Il souffrait visiblement, dans sa manie restauratrice, dans son orgueil supplanté. À l’allure vertigineuse de ses idées, j’aurais pu m’attendre à plus de déraison. Je crus qu’il allait y succomber. Mais il se redressa soudain :

— Je cours à la police. À cet après-midi. La doctrine de Tornada me fit réfléchir, après son départ. Elle perçait sous l’originalité fantasque de son auteur. Elle montait quand même vers l’idéal. Ce savant voulait le bonheur de ses semblables. Mais il le voulait par la destruction des illusions. Conception radicalement opposée à la mienne. J’étais pénétré de cette idée, que le bonheur n’est fait que de mirage. Lui, le voulait dans la sèche vérité. Je n’y pouvais souscrire, malgré la philosophie, née de la rancœur, avec laquelle j’acceptais la trahison de Lucienne.

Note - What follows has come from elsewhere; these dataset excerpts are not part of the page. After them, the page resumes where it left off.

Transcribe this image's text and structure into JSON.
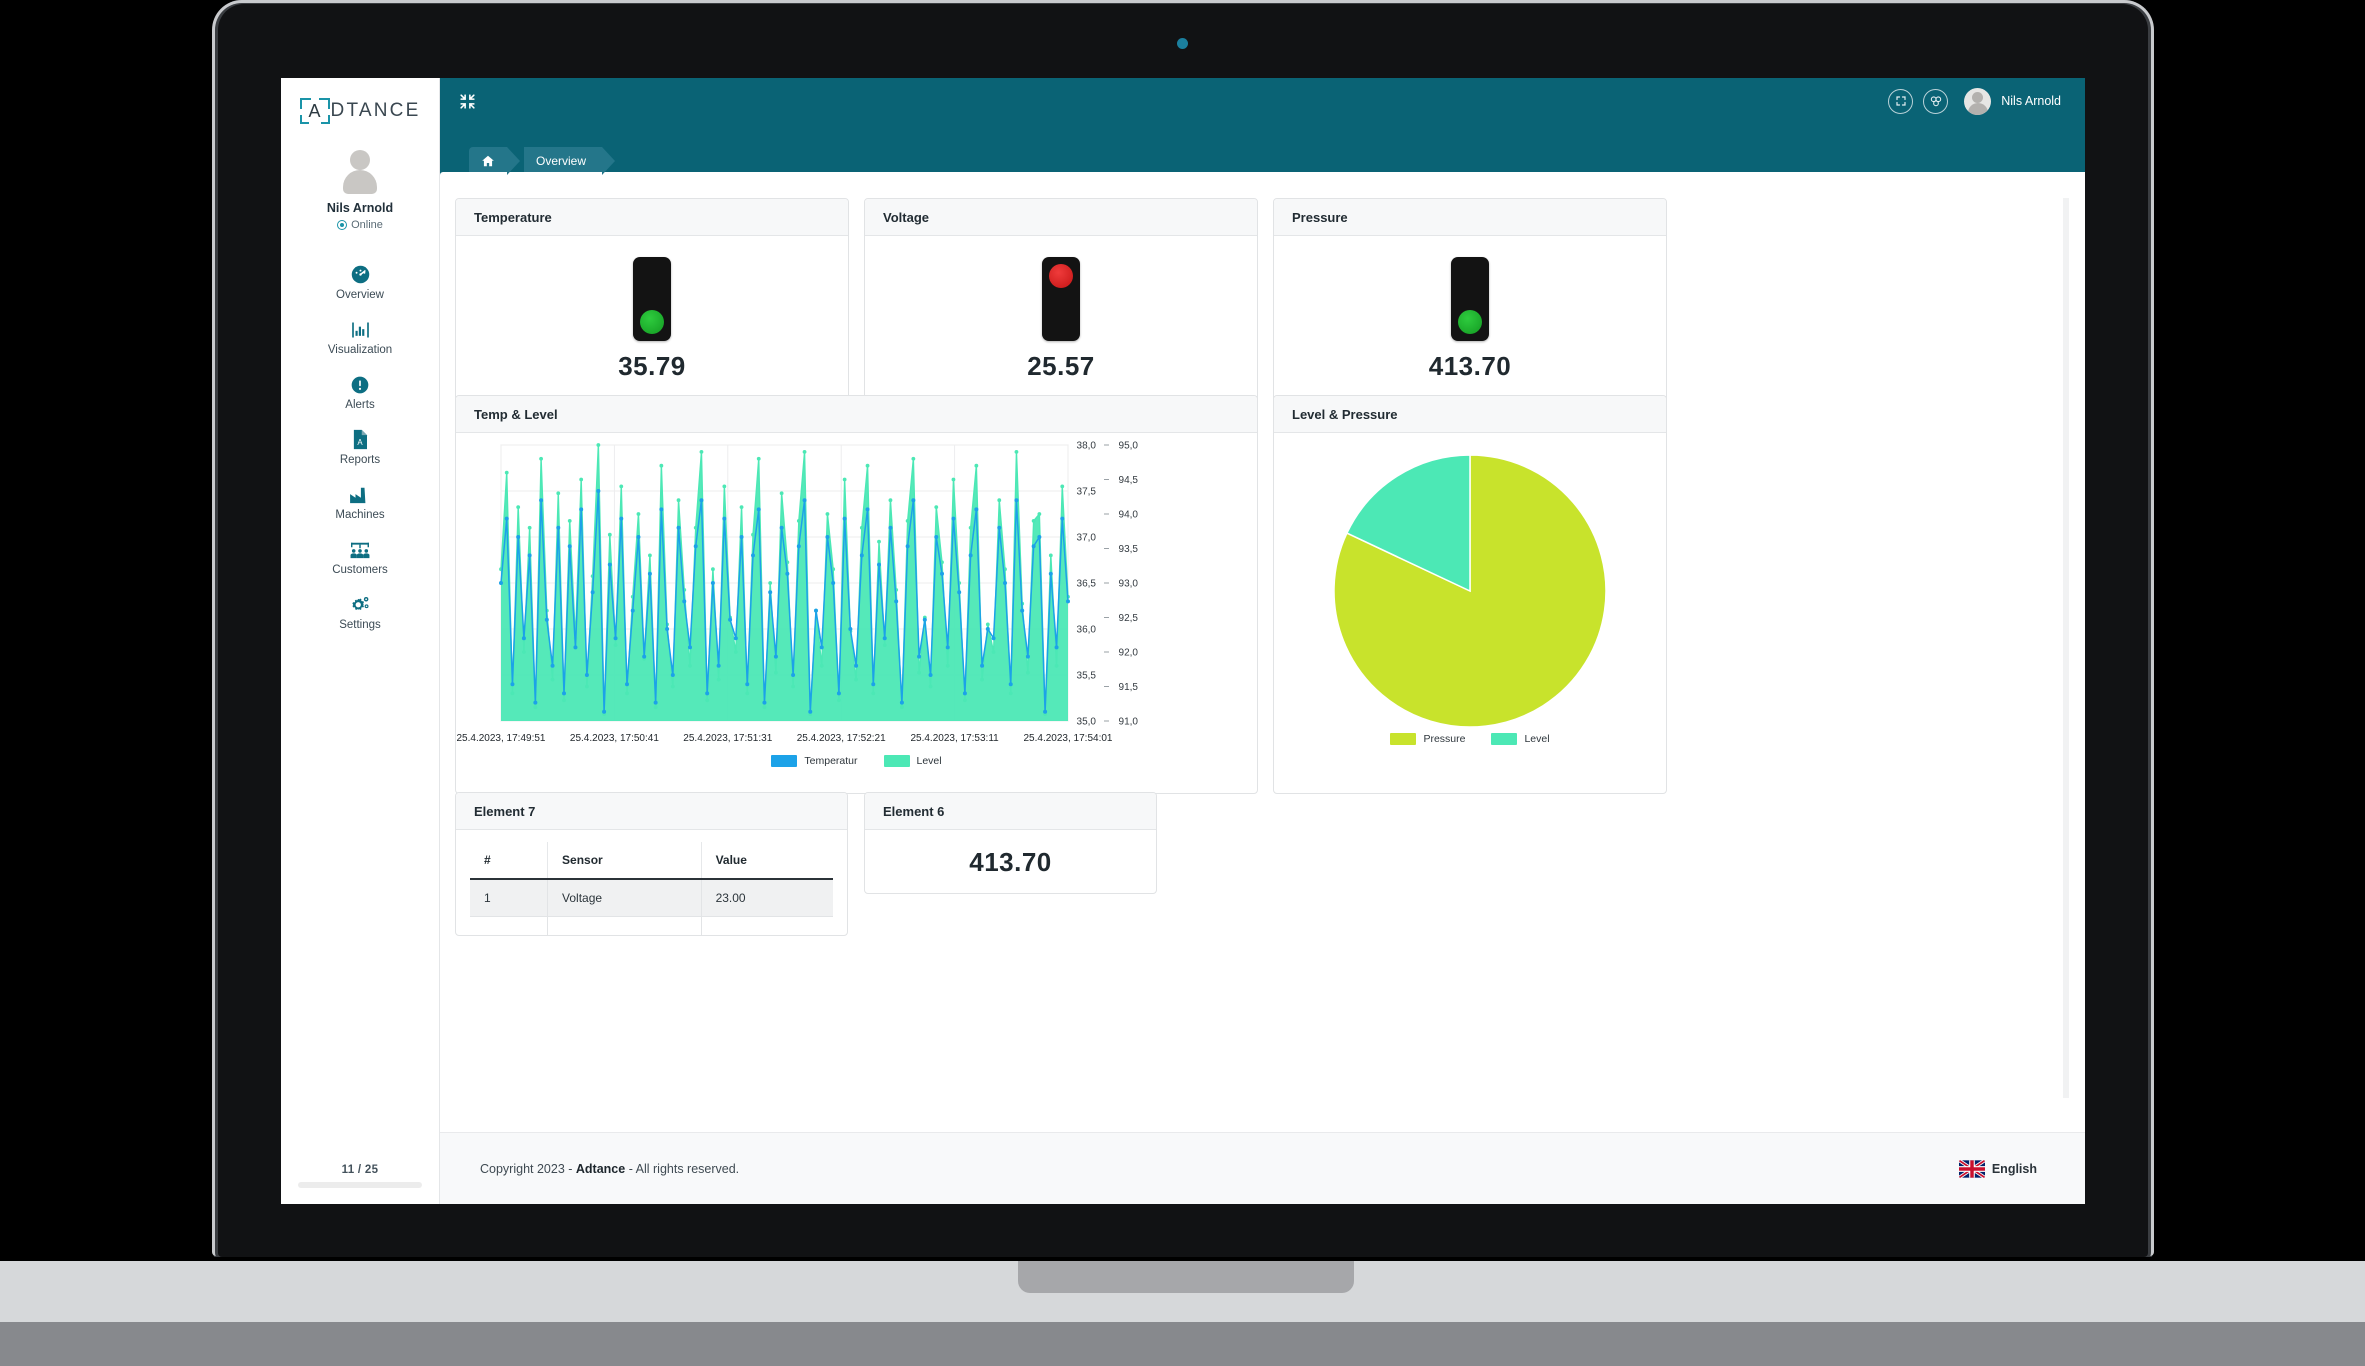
{
  "brand": {
    "logo_letter": "A",
    "logo_text": "DTANCE"
  },
  "sidebar": {
    "username": "Nils Arnold",
    "status": "Online",
    "items": [
      {
        "label": "Overview",
        "icon": "gauge-icon"
      },
      {
        "label": "Visualization",
        "icon": "bar-chart-icon"
      },
      {
        "label": "Alerts",
        "icon": "exclamation-circle-icon"
      },
      {
        "label": "Reports",
        "icon": "pdf-file-icon"
      },
      {
        "label": "Machines",
        "icon": "factory-icon"
      },
      {
        "label": "Customers",
        "icon": "people-group-icon"
      },
      {
        "label": "Settings",
        "icon": "gears-icon"
      }
    ],
    "page_counter": "11 / 25"
  },
  "topbar": {
    "collapse_icon": "collapse-arrows-icon",
    "fullscreen_icon": "fullscreen-icon",
    "modules_icon": "modules-icon",
    "username": "Nils Arnold"
  },
  "breadcrumb": {
    "home_icon": "home-icon",
    "current": "Overview"
  },
  "gauges": [
    {
      "title": "Temperature",
      "value": "35.79",
      "lamp": "green",
      "lamp_position": "bottom"
    },
    {
      "title": "Voltage",
      "value": "25.57",
      "lamp": "red",
      "lamp_position": "top"
    },
    {
      "title": "Pressure",
      "value": "413.70",
      "lamp": "green",
      "lamp_position": "bottom"
    }
  ],
  "cards": {
    "line_chart_title": "Temp & Level",
    "pie_chart_title": "Level & Pressure",
    "table_card_title": "Element 7",
    "value_card_title": "Element 6",
    "value_card_value": "413.70"
  },
  "table": {
    "columns": [
      "#",
      "Sensor",
      "Value"
    ],
    "rows": [
      [
        "1",
        "Voltage",
        "23.00"
      ]
    ]
  },
  "footer": {
    "copyright_prefix": "Copyright 2023 - ",
    "copyright_brand": "Adtance",
    "copyright_suffix": " - All rights reserved.",
    "language": "English",
    "flag_icon": "uk-flag-icon"
  },
  "colors": {
    "teal_header": "#0a6375",
    "breadcrumb": "#24768a",
    "temperature_series": "#1CA2E8",
    "level_series": "#4CE8B5",
    "pressure_slice": "#C8E32C",
    "lamp_green": "#20b02e",
    "lamp_red": "#e02525"
  },
  "chart_data": [
    {
      "type": "line",
      "title": "Temp & Level",
      "xlabel": "",
      "ylabel": "",
      "grid": true,
      "legend_position": "bottom",
      "x_tick_labels": [
        "25.4.2023, 17:49:51",
        "25.4.2023, 17:50:41",
        "25.4.2023, 17:51:31",
        "25.4.2023, 17:52:21",
        "25.4.2023, 17:53:11",
        "25.4.2023, 17:54:01"
      ],
      "y_left_ticks": [
        "38,0",
        "37,5",
        "37,0",
        "36,5",
        "36,0",
        "35,5",
        "35,0"
      ],
      "y_left_lim": [
        35.0,
        38.0
      ],
      "y_right_ticks": [
        "95,0",
        "94,5",
        "94,0",
        "93,5",
        "93,0",
        "92,5",
        "92,0",
        "91,5",
        "91,0"
      ],
      "y_right_lim": [
        91.0,
        95.0
      ],
      "series": [
        {
          "name": "Temperatur",
          "axis": "left",
          "color": "#1CA2E8",
          "values": [
            36.5,
            37.2,
            35.4,
            37.0,
            35.9,
            36.8,
            35.2,
            37.4,
            36.1,
            35.6,
            37.1,
            35.3,
            36.9,
            35.8,
            37.3,
            35.5,
            36.4,
            37.5,
            35.1,
            36.7,
            35.9,
            37.2,
            35.4,
            36.2,
            37.0,
            35.7,
            36.6,
            35.2,
            37.3,
            36.0,
            35.5,
            37.1,
            36.3,
            35.8,
            36.9,
            37.4,
            35.3,
            36.5,
            35.6,
            37.2,
            36.1,
            35.9,
            37.0,
            35.4,
            36.8,
            37.3,
            35.2,
            36.4,
            35.7,
            37.1,
            36.6,
            35.5,
            36.9,
            37.4,
            35.1,
            36.2,
            35.8,
            37.0,
            36.5,
            35.3,
            37.2,
            36.0,
            35.6,
            36.8,
            37.3,
            35.4,
            36.7,
            35.9,
            37.1,
            36.3,
            35.2,
            36.9,
            37.4,
            35.7,
            36.1,
            35.5,
            37.0,
            36.6,
            35.8,
            37.2,
            36.4,
            35.3,
            36.8,
            37.3,
            35.6,
            36.0,
            35.9,
            37.1,
            36.5,
            35.4,
            37.4,
            36.2,
            35.7,
            36.9,
            37.0,
            35.1,
            36.6,
            35.8,
            37.2,
            36.3
          ]
        },
        {
          "name": "Level",
          "axis": "right",
          "color": "#4CE8B5",
          "fill": true,
          "values": [
            93.2,
            94.6,
            91.4,
            94.1,
            92.0,
            93.8,
            91.2,
            94.8,
            92.6,
            91.6,
            94.3,
            91.3,
            93.9,
            92.2,
            94.5,
            91.5,
            93.1,
            95.0,
            91.1,
            93.7,
            92.1,
            94.4,
            91.4,
            92.8,
            94.0,
            91.9,
            93.4,
            91.2,
            94.7,
            92.4,
            91.5,
            94.2,
            92.9,
            91.8,
            93.8,
            94.9,
            91.3,
            93.2,
            91.6,
            94.4,
            92.5,
            92.0,
            94.1,
            91.4,
            93.7,
            94.8,
            91.2,
            93.0,
            91.7,
            94.3,
            93.3,
            91.5,
            93.9,
            94.9,
            91.1,
            92.6,
            91.8,
            94.0,
            93.2,
            91.3,
            94.5,
            92.3,
            91.6,
            93.8,
            94.7,
            91.4,
            93.6,
            92.1,
            94.2,
            92.9,
            91.2,
            93.9,
            94.8,
            91.7,
            92.5,
            91.5,
            94.1,
            93.3,
            91.8,
            94.5,
            93.0,
            91.3,
            93.8,
            94.7,
            91.6,
            92.4,
            92.0,
            94.2,
            93.2,
            91.4,
            94.9,
            92.7,
            91.7,
            93.9,
            94.0,
            91.1,
            93.4,
            91.8,
            94.4,
            92.8
          ]
        }
      ]
    },
    {
      "type": "pie",
      "title": "Level & Pressure",
      "legend_position": "bottom",
      "labels": [
        "Pressure",
        "Level"
      ],
      "values": [
        82,
        18
      ],
      "colors": [
        "#C8E32C",
        "#4CE8B5"
      ]
    }
  ]
}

Mais j’eus peine à continuer mes réflexions. Mon cerveau se fatiguait, me parut-il. Je me sentais plus apte à enregistrer les phénomènes extérieurs qu’à spéculer sur des abstractions. Était-ce que l’effet du 222 s’atténuait ? Une piqûre, m’avait dit Tornada. entretient une semaine. Comptant me ranimer le surlendemain, avait-il restreint la dose ? Ou bien mes émotions avaient-elles été si intenses, ces deux jours, que j’avais dépensé trop de sa provision de vie latente ?…

Je ne pus forger quatre vers, épitaphe de mes amours défuntes. Je cherchais une rime à Lucienne et n’en trouvais que de condamnables. Impuissant, je me résolus à faire, si l’on peut dire, la grasse matinée. La chaleur tournait à l’orage, mais mon être au ralenti n’en souffrait pas. Ne m’incommoda qu’une mouche, qui s’en vint broutailler avec insistance sur mon nez. Puer, abige muscas, me remémorai-je. Mais personne n’était là pour la chasser.